3GPP Release 11: The Air Is Getting Thin

3GPP standardization is well ahead of real life deployments and it has to be, as developing and testing the ever more complicated features takes time. Currently, Release 8 of the specifications has made it into the real world, with HSPA+ Dual Carrier deployments and first LTE networks now in commercial use. So from a radio access, speed and capacity point of view, what's in store between this and what will Release 11, that is currently under development, put on top of it?

A detailed resource listing the new features of each Release can be found here. If you have a look you'll immediately see that my list below is but a tiny fraction of what has been done in each release. My focus for this post, however, is very narrow and only looks at how the capacity of the macro base stations is enhanced as we go forward.

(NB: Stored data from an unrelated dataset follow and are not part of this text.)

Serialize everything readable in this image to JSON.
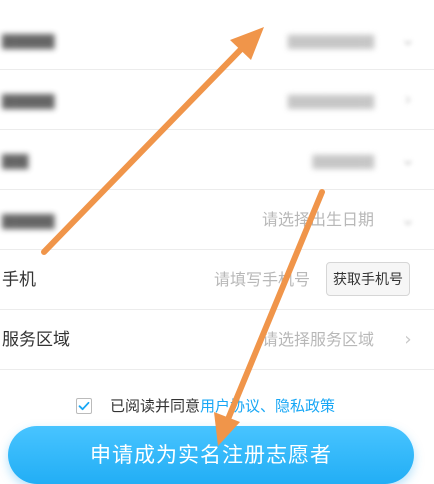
{
  "form": {
    "rows": [
      {
        "label": "",
        "value": "",
        "has_chevron": true
      },
      {
        "label": "",
        "value": "",
        "has_chevron": true
      },
      {
        "label": "",
        "value": "",
        "has_chevron": true
      },
      {
        "label": "",
        "value": "请选择出生日期",
        "has_chevron": true
      },
      {
        "label": "手机",
        "placeholder": "请填写手机号",
        "button": "获取手机号"
      },
      {
        "label": "服务区域",
        "value": "请选择服务区域",
        "has_chevron": true
      }
    ]
  },
  "agreement": {
    "checked": true,
    "prefix": "已阅读并同意",
    "link1": "用户协议",
    "separator": "、",
    "link2": "隐私政策"
  },
  "submit": {
    "label": "申请成为实名注册志愿者"
  },
  "colors": {
    "accent": "#18a7f5",
    "button": "#2bb3fa",
    "arrow": "#f0954a"
  },
  "annotations": {
    "arrows": 2
  }
}
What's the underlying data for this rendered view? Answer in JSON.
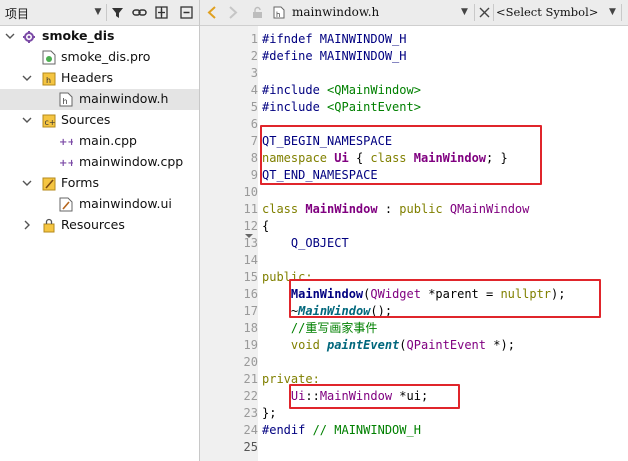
{
  "project_pane": {
    "title": "项目",
    "tree": [
      {
        "label": "smoke_dis",
        "bold": true
      },
      {
        "label": "smoke_dis.pro"
      },
      {
        "label": "Headers"
      },
      {
        "label": "mainwindow.h",
        "selected": true
      },
      {
        "label": "Sources"
      },
      {
        "label": "main.cpp"
      },
      {
        "label": "mainwindow.cpp"
      },
      {
        "label": "Forms"
      },
      {
        "label": "mainwindow.ui"
      },
      {
        "label": "Resources"
      }
    ]
  },
  "editor": {
    "file_name": "mainwindow.h",
    "symbol_selector": "<Select Symbol>",
    "line_numbers": [
      "1",
      "2",
      "3",
      "4",
      "5",
      "6",
      "7",
      "8",
      "9",
      "10",
      "11",
      "12",
      "13",
      "14",
      "15",
      "16",
      "17",
      "18",
      "19",
      "20",
      "21",
      "22",
      "23",
      "24",
      "25"
    ],
    "code": {
      "l1": "#ifndef MAINWINDOW_H",
      "l2": "#define MAINWINDOW_H",
      "l4_dir": "#include ",
      "l4_file": "<QMainWindow>",
      "l5_dir": "#include ",
      "l5_file": "<QPaintEvent>",
      "l7": "QT_BEGIN_NAMESPACE",
      "l8_kw": "namespace",
      "l8_ns": "Ui",
      "l8_open": " { ",
      "l8_kw2": "class",
      "l8_cls": "MainWindow",
      "l8_close": "; }",
      "l9": "QT_END_NAMESPACE",
      "l11_kw": "class",
      "l11_cls": "MainWindow",
      "l11_mid": " : ",
      "l11_kw2": "public",
      "l11_base": "QMainWindow",
      "l12": "{",
      "l13": "Q_OBJECT",
      "l15": "public:",
      "l16_fn": "MainWindow",
      "l16_p1": "(",
      "l16_type": "QWidget",
      "l16_p2": " *parent = ",
      "l16_null": "nullptr",
      "l16_p3": ");",
      "l17_tilde": "~",
      "l17_fn": "MainWindow",
      "l17_end": "();",
      "l18": "//重写画家事件",
      "l19_kw": "void",
      "l19_fn": "paintEvent",
      "l19_p1": "(",
      "l19_type": "QPaintEvent",
      "l19_p2": " *);",
      "l21": "private:",
      "l22_ns": "Ui",
      "l22_sep": "::",
      "l22_cls": "MainWindow",
      "l22_rest": " *ui;",
      "l23": "};",
      "l24_dir": "#endif ",
      "l24_cmt": "// MAINWINDOW_H"
    }
  }
}
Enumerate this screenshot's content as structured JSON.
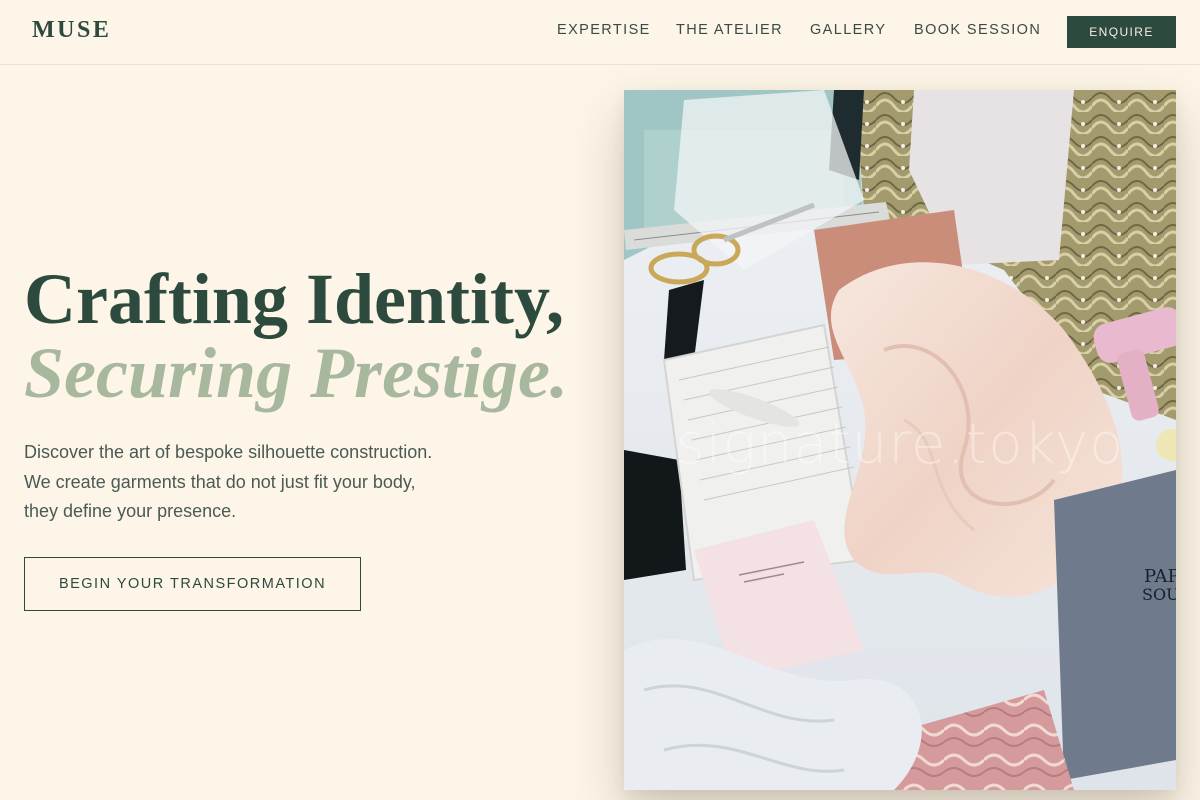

In Release 9, HSDPA gets enhanced by adding MIMO to Release 8's combination of Dual Carrier + 64-QAM, pushing theoretical peek data rates from 42.2 MBit/s to 84.4 MBit/s. To make things more flexible, the two 5 MHz carriers can now be in different frequency bands. In the uplink direction, dual carrier operation is introduced (while having been present in the downlink since Release 8), thus pushing theoretical uplink data rates beyond 20 MBit/s.

With Release 10, 3 and 4-carrier HSDPA is specified in up to two different frequency bands. Like the already existing dual-carrier feature, aggregating carriers has little impact on overall capacity of the network but offers higher peak data rates to individual users. On the LTE side, carrier aggregation beyond the initial 20 MHz is introduced and the number of antennas for MIMO in the downlink direction is increased from 4 to 8. Again, this is well beyond what is used in life networks today with up to two independent streams in the case of LTE. In the uplink direction, up to 4 antennas are now specified to increase data rates under ideal conditions.

From a raw maximum throughput point of view it seems that a limit has been reached. It is unlikely anything more than 64-QAM modulation makes sense and 8 MIMO data streams will keep engineers busy for a long time to figure out how to put such a high number of antennas on roof tops and crammed into small devices.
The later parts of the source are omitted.